Birinci seansta evvel ağrı giderici tesir kendini gösterir, hastanın ağrısı azalır. Sonraki seanslarda da artık tedavi edici tesir kendini gösterir ve fıtık anatomik olarak gerilemeye başlar. Bu safhada biokimyasal-biofiziksel süreç işletilir. Omurga muhiti (paravertebral) kaslar kuvvetlenir, duruş (postür) düzelir. Bölgesel olarak kan dolaşımı artar ve tamir mekanizması işlemeye başlar. Diski oluşturan yapılardaki dejenerasyon (bozulma) durur ve bu yapısal elemanlar yenilenmeye başlar.
Vücudun "Bağışıklık Sistemi" güçlenir. Bu tesir daha çok allerjik marazların tedavisinde açık bir biçimde gözükür (Allerjik astım, bronşit, sinüzit v.s.). Bu halde paravertebral kasların kuvvetlenmesi sonucunda öncelikle hastanın duruşu düzelir. Yana eğik ve ya kambur duran hasta dikleşir. Bu kasların kuvvetlenmesi birebir hengamda fıtık materyalinin arkaya dönmesine de yardımcı olur. Hastaya verilen kimi germe egzersizleri de bu safha da çok kıymetlidir.

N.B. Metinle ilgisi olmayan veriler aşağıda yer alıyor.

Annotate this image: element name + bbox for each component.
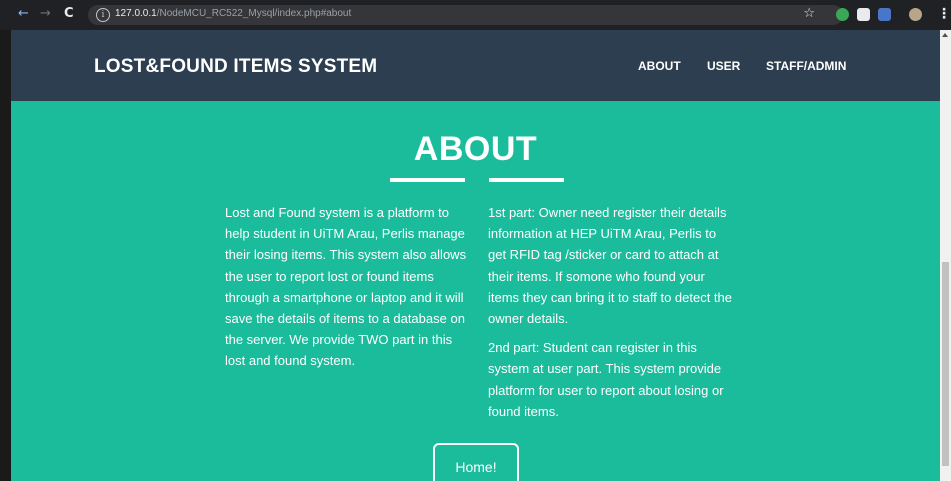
site-brand[interactable]: LOST&FOUND ITEMS SYSTEM — [94, 56, 377, 78]
extension-camera-icon[interactable] — [857, 8, 870, 21]
about-heading: ABOUT — [413, 130, 538, 168]
nav-about-link[interactable]: ABOUT — [638, 59, 681, 73]
address-bar[interactable]: i 127.0.0.1/NodeMCU_RC522_Mysql/index.ph… — [88, 5, 843, 25]
about-left-paragraph: Lost and Found system is a platform to h… — [225, 205, 467, 369]
reload-icon[interactable]: C — [64, 6, 74, 21]
site-info-icon[interactable]: i — [96, 8, 110, 22]
address-url[interactable]: 127.0.0.1/NodeMCU_RC522_Mysql/index.php#… — [115, 8, 351, 19]
extension-green-icon[interactable] — [836, 8, 849, 21]
back-arrow-icon[interactable]: ← — [18, 6, 29, 21]
url-path: /NodeMCU_RC522_Mysql/index.php#about — [156, 8, 352, 19]
nav-staff-admin-link[interactable]: STAFF/ADMIN — [766, 59, 846, 73]
heading-divider-left — [390, 178, 465, 182]
about-left-column: Lost and Found system is a platform to h… — [225, 202, 470, 372]
site-navbar: LOST&FOUND ITEMS SYSTEM ABOUT USER STAFF… — [11, 30, 940, 101]
browser-toolbar: ← → C i 127.0.0.1/NodeMCU_RC522_Mysql/in… — [0, 0, 951, 30]
bookmark-star-icon[interactable]: ☆ — [803, 6, 815, 21]
browser-menu-icon[interactable]: ⋮ — [937, 6, 951, 22]
scroll-thumb[interactable] — [942, 262, 949, 466]
page-viewport: LOST&FOUND ITEMS SYSTEM ABOUT USER STAFF… — [11, 30, 940, 481]
about-right-column: 1st part: Owner need register their deta… — [488, 202, 733, 422]
nav-user-link[interactable]: USER — [707, 59, 740, 73]
url-host: 127.0.0.1 — [115, 8, 157, 19]
extension-blue-icon[interactable] — [878, 8, 891, 21]
forward-arrow-icon[interactable]: → — [40, 6, 51, 21]
scroll-up-arrow-icon[interactable] — [942, 33, 948, 37]
home-button[interactable]: Home! — [433, 443, 519, 481]
about-part-two-paragraph: 2nd part: Student can register in this s… — [488, 340, 724, 419]
heading-divider-right — [489, 178, 564, 182]
about-part-one-paragraph: 1st part: Owner need register their deta… — [488, 205, 733, 327]
profile-avatar-icon[interactable] — [909, 8, 922, 21]
page-scrollbar[interactable] — [940, 30, 951, 481]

Şunu mahsusen belirtmek gerekir ki; akupunktur tedavisi sürecinde hasta olağan ömrüne devam edebilir. Kesin yatak istirahatine muhtaçlık göstermez. Böylelikle iş gücü kaybı önlenir. Başkaca akupunktur tedavisi, ilaç tedavisindeki yan tesirleri ve cerrahi tedavilerdeki riskleri içermez. Hasta şayet akupunkturla güzelleşebilecek aşamayı geçmiş, geri dönüşsüz bir sürece girmişse elbette ki cerrahi tedaviye başvurulacaktır.
Bu çeşit metinlerle akupunkturun sözkonusu hastalıklardaki tesirini anlatmaktaki hedefimiz; topluluğu, bilinmeyen ve maatteessüf çok suistimal edilmeye müsait olan akupunktur konusunda bilinçlendirmek ve şahısların, salahiyetleri T.C.Sağlık Bakanlığı'nca onaylanmış "Akupunktur Eksperi Tıp Doktorları"na danışabilmelerini sağlamaktır.